Surface Energy Tuning on Cu/NC Catalysts for CO Electroreduction
Zhengzheng Liu, Jinyuan Cao, Bowen Wu, Linping Qian, Anxiang Guan, Chao Yang, Ximeng Lv, Lijuan Zhang, Gengfeng Zheng
Abstract
Electrochemical CO reduction reaction (CORR) represents a potential approach to generate value-added products. Nonetheless, it is generally challenging for conventional measurements to quantify the catalytic surface properties, due to the geometric blockage and synergistic effect from the support. Herein, the surface energy of copper-loaded nitrogen-doped carbon (Cu/NC) was investigated by adsorption with specific functional groups using inverse gas chromatography (IGC).
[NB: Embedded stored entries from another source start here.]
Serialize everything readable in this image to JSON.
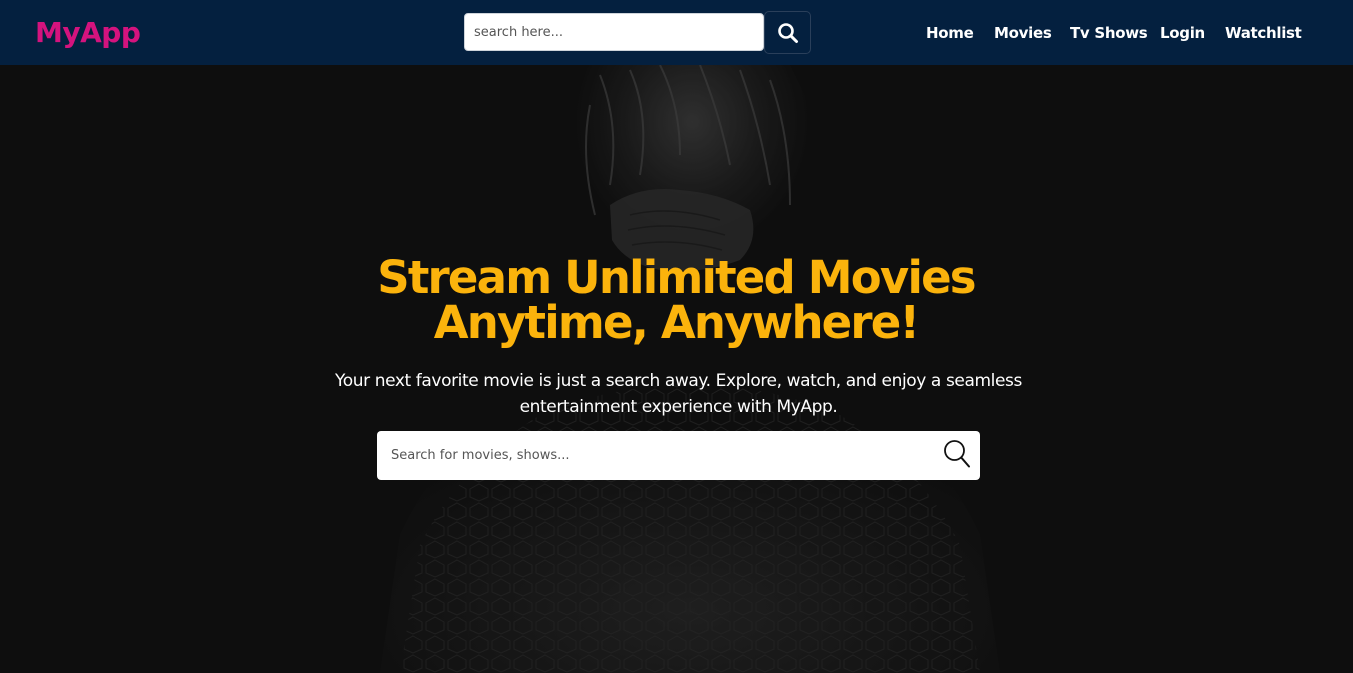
{
  "navbar": {
    "brand": "MyApp",
    "search_placeholder": "search here...",
    "links": [
      "Home",
      "Movies",
      "Tv Shows",
      "Login",
      "Watchlist"
    ]
  },
  "hero": {
    "title_line1": "Stream Unlimited Movies",
    "title_line2": "Anytime, Anywhere!",
    "subtitle_line1": "Your next favorite movie is just a search away. Explore, watch, and enjoy a seamless",
    "subtitle_line2": "entertainment experience with MyApp.",
    "search_placeholder": "Search for movies, shows..."
  },
  "colors": {
    "navbar_bg": "#04203f",
    "brand": "#d4137e",
    "hero_title": "#fbb30c",
    "hero_bg": "#0e0e0e"
  },
  "icons": {
    "nav_search": "search-icon",
    "hero_search": "search-icon"
  }
}
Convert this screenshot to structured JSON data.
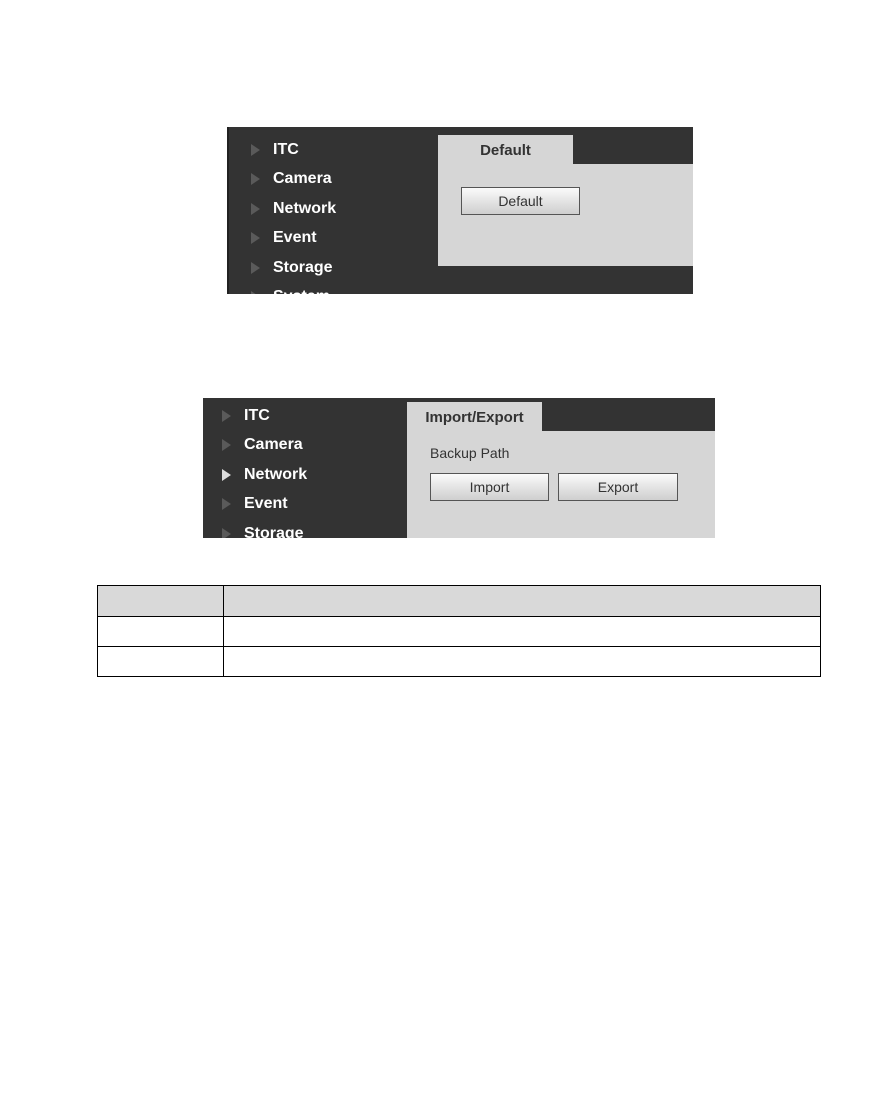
{
  "screenshot_default": {
    "menu": [
      {
        "label": "ITC",
        "active": false
      },
      {
        "label": "Camera",
        "active": false
      },
      {
        "label": "Network",
        "active": false
      },
      {
        "label": "Event",
        "active": false
      },
      {
        "label": "Storage",
        "active": false
      },
      {
        "label": "System",
        "active": false
      }
    ],
    "tab_label": "Default",
    "default_button": "Default"
  },
  "screenshot_import_export": {
    "menu": [
      {
        "label": "ITC",
        "active": false
      },
      {
        "label": "Camera",
        "active": false
      },
      {
        "label": "Network",
        "active": true
      },
      {
        "label": "Event",
        "active": false
      },
      {
        "label": "Storage",
        "active": false
      }
    ],
    "tab_label": "Import/Export",
    "backup_path_label": "Backup Path",
    "import_button": "Import",
    "export_button": "Export"
  },
  "param_table": {
    "headers": [
      "",
      ""
    ],
    "rows": [
      [
        "",
        ""
      ],
      [
        "",
        ""
      ]
    ]
  },
  "colors": {
    "menu_bg": "#333333",
    "panel_bg": "#d6d6d6",
    "table_header_bg": "#d9d9d9"
  }
}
The dispersive component (γSD) and the acid/base character of the surface energy were determined using non-polar and polar probe molecules. The specific free energy (ΔGAB), the enthalpy of adsorption (ΔHAB), and the acidic (KA) and basic (KD) parameters were obtained, which allowed to provide the affinity information of intermediates such as *CHO, *OCH2COH, and *H. The surface energy analysis suggested that the Cu/N0.17C catalyst with the highest basic parameter (KD = 7.350) and optimal acid interaction (KA/KD ∼ 0.046) exhibited high catalytic performance in the acetate production, with a Faradaic efficiency (FE) of 63% and a partial current density of −330 mA·cm–2. The exposed catalytic sites on Cu/NC were suggested to activate H2O and stabilize oxygenate intermediates favorably for the electrochemical CO-to-acetate conversion.